Après l’annonce de la fermeture des usines de Vannes (Morbihan) et Cholet (Maine-et-Loire), Valérie Dossin, délégué syndicale centrale adjointe de Michelin France, fait le point.
Quel est l’état d’esprit de la CFE-CGC Michelin en ce moment ?
Tristesse et déception sur la forme, incompréhension sur le fond.
Sur le fond, notre colère vient de ce que ces fermetures de Vannes et de Cholet, qui menacent directement 1254 salariés, résultent de la stratégie de course à la rentabilité de l’entreprise et non du marché ou de la conjoncture, comme elle le prétend. Lorsque la direction de Michelin nous dit qu’elles sont inéluctables, nous répondons que c’est inexact et nous le démontrons sur notre site internet. On nous parle de l’énergie trop chère en France. Or Michelin produit en Pologne où elle est deux fois plus chère et sans être décarbonée qui plus est !

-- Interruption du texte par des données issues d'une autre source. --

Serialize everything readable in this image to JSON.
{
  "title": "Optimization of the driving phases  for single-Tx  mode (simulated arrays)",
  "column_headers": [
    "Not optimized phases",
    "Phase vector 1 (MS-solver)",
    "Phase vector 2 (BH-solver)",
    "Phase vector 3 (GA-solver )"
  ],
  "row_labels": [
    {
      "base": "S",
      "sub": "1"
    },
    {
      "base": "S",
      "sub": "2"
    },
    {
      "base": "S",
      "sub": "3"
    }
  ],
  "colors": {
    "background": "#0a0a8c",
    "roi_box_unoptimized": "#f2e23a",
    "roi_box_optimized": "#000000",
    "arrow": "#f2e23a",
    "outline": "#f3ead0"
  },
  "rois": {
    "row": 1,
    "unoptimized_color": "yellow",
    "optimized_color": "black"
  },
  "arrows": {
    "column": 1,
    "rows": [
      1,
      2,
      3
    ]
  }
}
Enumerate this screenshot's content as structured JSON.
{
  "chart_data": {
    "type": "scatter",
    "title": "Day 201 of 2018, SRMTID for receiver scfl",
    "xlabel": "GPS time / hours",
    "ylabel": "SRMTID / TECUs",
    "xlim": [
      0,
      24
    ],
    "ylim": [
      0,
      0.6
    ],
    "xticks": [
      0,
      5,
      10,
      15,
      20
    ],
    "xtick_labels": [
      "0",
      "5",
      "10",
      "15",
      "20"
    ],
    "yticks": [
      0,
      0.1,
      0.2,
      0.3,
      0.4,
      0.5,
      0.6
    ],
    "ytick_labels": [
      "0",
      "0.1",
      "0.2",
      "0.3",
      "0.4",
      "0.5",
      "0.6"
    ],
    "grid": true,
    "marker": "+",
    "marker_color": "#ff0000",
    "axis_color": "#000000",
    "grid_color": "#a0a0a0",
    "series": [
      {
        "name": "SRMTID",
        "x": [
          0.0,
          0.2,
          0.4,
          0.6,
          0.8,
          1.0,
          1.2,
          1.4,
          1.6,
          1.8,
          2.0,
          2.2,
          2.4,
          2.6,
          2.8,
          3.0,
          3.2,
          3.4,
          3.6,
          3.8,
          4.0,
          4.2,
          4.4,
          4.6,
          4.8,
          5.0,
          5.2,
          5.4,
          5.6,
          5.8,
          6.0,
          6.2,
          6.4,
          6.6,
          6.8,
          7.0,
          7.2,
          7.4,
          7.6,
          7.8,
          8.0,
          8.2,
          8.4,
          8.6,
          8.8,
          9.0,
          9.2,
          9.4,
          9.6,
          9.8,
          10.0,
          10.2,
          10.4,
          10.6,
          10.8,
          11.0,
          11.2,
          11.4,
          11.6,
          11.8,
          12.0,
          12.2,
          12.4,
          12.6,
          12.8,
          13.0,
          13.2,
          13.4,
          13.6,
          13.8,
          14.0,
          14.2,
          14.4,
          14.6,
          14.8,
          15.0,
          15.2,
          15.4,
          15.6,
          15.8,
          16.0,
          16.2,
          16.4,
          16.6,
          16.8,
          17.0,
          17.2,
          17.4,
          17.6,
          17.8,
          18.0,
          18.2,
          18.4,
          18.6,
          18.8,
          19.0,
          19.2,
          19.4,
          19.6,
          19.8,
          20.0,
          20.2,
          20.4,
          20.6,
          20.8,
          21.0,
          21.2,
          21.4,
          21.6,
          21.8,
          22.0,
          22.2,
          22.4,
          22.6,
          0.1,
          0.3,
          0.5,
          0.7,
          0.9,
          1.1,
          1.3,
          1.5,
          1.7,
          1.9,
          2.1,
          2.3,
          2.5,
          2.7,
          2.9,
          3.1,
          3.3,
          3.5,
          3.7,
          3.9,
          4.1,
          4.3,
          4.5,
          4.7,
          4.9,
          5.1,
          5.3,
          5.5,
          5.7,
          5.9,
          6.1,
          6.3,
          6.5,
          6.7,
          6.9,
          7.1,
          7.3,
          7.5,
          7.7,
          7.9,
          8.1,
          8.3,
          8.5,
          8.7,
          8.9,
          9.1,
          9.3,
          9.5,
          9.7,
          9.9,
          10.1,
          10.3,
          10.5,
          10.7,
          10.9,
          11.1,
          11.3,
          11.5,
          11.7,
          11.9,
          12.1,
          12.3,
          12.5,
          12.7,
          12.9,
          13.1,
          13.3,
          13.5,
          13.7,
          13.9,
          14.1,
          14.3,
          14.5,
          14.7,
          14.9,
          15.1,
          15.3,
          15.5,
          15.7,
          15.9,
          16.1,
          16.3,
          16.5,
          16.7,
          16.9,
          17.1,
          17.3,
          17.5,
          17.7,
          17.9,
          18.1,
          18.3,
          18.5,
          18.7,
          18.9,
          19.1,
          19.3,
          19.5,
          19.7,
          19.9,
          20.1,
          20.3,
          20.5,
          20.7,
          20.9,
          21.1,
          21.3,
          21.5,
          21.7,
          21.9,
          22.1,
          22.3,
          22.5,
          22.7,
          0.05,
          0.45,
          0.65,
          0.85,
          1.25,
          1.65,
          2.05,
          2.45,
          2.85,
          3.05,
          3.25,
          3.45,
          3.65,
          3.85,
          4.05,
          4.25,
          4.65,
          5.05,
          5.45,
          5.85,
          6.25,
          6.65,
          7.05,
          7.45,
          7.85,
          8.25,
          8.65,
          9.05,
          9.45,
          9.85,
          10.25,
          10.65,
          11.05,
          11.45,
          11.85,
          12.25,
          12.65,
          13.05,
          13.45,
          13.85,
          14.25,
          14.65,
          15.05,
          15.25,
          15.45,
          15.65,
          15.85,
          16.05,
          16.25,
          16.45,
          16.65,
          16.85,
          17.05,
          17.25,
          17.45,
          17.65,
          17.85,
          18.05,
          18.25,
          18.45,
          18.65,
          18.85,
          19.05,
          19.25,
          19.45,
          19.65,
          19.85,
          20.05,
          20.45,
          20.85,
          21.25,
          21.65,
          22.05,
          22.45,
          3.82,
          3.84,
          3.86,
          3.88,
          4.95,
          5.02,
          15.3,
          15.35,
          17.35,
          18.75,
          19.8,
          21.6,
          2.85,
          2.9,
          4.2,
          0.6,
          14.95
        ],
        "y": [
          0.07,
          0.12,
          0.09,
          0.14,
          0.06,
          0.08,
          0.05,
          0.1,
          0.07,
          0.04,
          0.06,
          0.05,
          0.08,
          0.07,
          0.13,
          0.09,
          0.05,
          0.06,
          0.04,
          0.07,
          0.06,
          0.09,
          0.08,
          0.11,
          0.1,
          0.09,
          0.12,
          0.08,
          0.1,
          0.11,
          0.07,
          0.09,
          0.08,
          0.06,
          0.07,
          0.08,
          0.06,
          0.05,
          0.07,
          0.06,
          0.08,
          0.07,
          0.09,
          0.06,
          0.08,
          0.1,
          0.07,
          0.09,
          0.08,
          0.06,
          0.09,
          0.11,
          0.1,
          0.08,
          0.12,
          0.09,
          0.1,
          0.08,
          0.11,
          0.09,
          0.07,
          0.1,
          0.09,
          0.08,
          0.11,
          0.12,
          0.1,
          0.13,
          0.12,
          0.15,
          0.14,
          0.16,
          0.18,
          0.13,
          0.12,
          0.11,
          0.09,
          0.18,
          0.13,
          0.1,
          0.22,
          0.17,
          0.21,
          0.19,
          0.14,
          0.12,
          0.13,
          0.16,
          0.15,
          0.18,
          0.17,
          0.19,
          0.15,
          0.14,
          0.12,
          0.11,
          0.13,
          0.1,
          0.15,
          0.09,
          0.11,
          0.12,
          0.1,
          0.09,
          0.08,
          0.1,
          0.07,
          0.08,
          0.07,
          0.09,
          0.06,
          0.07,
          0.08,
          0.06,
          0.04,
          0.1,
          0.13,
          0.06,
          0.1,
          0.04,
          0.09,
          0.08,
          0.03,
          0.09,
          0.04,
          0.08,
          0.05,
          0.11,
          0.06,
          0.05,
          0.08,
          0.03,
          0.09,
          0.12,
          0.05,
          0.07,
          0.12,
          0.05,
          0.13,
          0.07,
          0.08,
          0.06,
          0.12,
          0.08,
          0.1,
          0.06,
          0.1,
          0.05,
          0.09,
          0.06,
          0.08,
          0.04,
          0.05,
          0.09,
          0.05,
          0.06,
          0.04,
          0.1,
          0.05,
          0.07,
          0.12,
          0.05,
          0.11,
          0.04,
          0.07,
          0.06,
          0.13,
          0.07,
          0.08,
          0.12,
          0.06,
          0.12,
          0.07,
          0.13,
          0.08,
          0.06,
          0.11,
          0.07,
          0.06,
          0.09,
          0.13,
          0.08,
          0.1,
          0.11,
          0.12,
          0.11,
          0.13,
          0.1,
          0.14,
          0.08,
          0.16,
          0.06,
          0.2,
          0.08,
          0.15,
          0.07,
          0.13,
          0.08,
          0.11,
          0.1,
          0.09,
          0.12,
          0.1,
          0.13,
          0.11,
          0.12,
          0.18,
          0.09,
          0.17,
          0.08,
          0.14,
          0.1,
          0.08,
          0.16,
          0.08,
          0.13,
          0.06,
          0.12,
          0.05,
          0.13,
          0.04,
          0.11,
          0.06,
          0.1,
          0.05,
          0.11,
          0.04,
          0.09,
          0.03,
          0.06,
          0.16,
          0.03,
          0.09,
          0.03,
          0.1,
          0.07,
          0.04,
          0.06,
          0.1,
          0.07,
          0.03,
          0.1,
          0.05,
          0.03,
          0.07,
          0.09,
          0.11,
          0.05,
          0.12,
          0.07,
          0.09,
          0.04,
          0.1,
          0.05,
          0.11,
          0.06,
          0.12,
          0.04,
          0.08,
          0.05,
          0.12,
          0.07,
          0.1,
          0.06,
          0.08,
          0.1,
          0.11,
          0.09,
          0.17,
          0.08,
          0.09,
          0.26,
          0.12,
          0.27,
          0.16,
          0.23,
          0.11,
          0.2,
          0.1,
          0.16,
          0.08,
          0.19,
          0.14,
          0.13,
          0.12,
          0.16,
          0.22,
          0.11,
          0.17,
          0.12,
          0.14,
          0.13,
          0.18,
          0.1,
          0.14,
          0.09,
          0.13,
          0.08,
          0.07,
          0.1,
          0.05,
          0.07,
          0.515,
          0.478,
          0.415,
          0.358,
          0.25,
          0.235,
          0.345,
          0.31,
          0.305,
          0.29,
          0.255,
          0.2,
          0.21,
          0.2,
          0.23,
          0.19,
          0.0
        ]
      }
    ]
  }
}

DES INQUIÉTUDES TRAITÉES PAR LE MÉPRIS
Sur la forme, la façon dont l’entreprise a annoncé ces fermetures nous rend amers. Depuis des mois, nous demandons à être associés. Il y a une intersyndicale (CFE-CGC, CFDT, FO, Sud), nous avons lancé un droit d’alerte, fait effectuer un audit… A chaque fois, la direction refusait d’échanger sur nos inquiétudes et alertes, les traitait par le mépris. Finalement, un dimanche soir, on apprend par les médias que deux usines vont fermer… Si tout était déjà écrit, pourquoi ne nous a-t-on pas associés ? Cela aurait été plus efficace et moins rude pour les salariés.
Quelles sont les prochaines échéances ?
Un comité social et économique central extraordinaire doit se tenir demain (mercredi 13 novembre, ndr). Nous espérons que l’entreprise va accepter de renouer le dialogue et nous donner des éléments complets sur la façon dont les salariés seraient accompagnés. Notre Intersyndicale a gelé toutes les négociations depuis octobre. Nous ne venons plus à la table des discussions sur le télétravail par exemple. J’espère que Michelin acceptera de renouer le dialogue de façon qu’on puisse reprendre le travail sur tout le reste.
SE BATTRE POUR ÉVITER LES FERMETURES
Quel rôle va jouer la CFE-CGC dans les jours qui viennent ?
Avec José Tarantini, le DSC de Michelin France, nous allons commencer à négocier l’accord de méthode le 21 novembre. Ce qui ne veut pas dire que nous entérinons les fermetures : nous allons nous battre pour les éviter, mais nous allons le faire à condition que cela ne nuise pas à l’accompagnement des salariés. Nous allons nous rendre à Cholet et à Vannes pour les rencontrer, les écouter et être totalement en ligne avec eux.
Par ailleurs, nous allons continuer à dialoguer et à réfléchir sur la manière d’éviter que d’autres sites ferment. Michelin nous a conviés à participer à un grand plan « Michelin Industrie France 2030 ». Nous voulons en faire une plateforme du maintien de l’industrie Michelin en France. Nous contestons les fermetures, mais nous voulons aussi être force de proposition de manière que ce plan soit en faveur de l’entreprise et des salariés. C’est l’axe clé pour nous.
FRONT UNI CONTRE LES PLANS SOCIAUX
Comment se situe votre combat dans le contexte économique en France ?
Nous étions, jeudi dernier, à une réunion de la fédération CFE-CGC Chimie au cours de laquelle nous avons ressenti un grand élan de solidarité. Les autres militants nous ont dit qu’ils seraient là pour nous soutenir dans tous les domaines, logistique, communication, recherche de débouchés pour les salariés. Nombre d’entre eux sont concernés par exactement la même chose que nous : des fermetures et des suppressions d’emplois effectuées au nom de la rentabilité avec un mépris des salariés et des instances de représentation du personnel. Si on arrivait à ne plus lutter en tant que Michelin seul mais avec l’appui d’autres entreprises, ce serait très puissant. Il y a quelque chose qui est en train de germer au nom de la solidarité.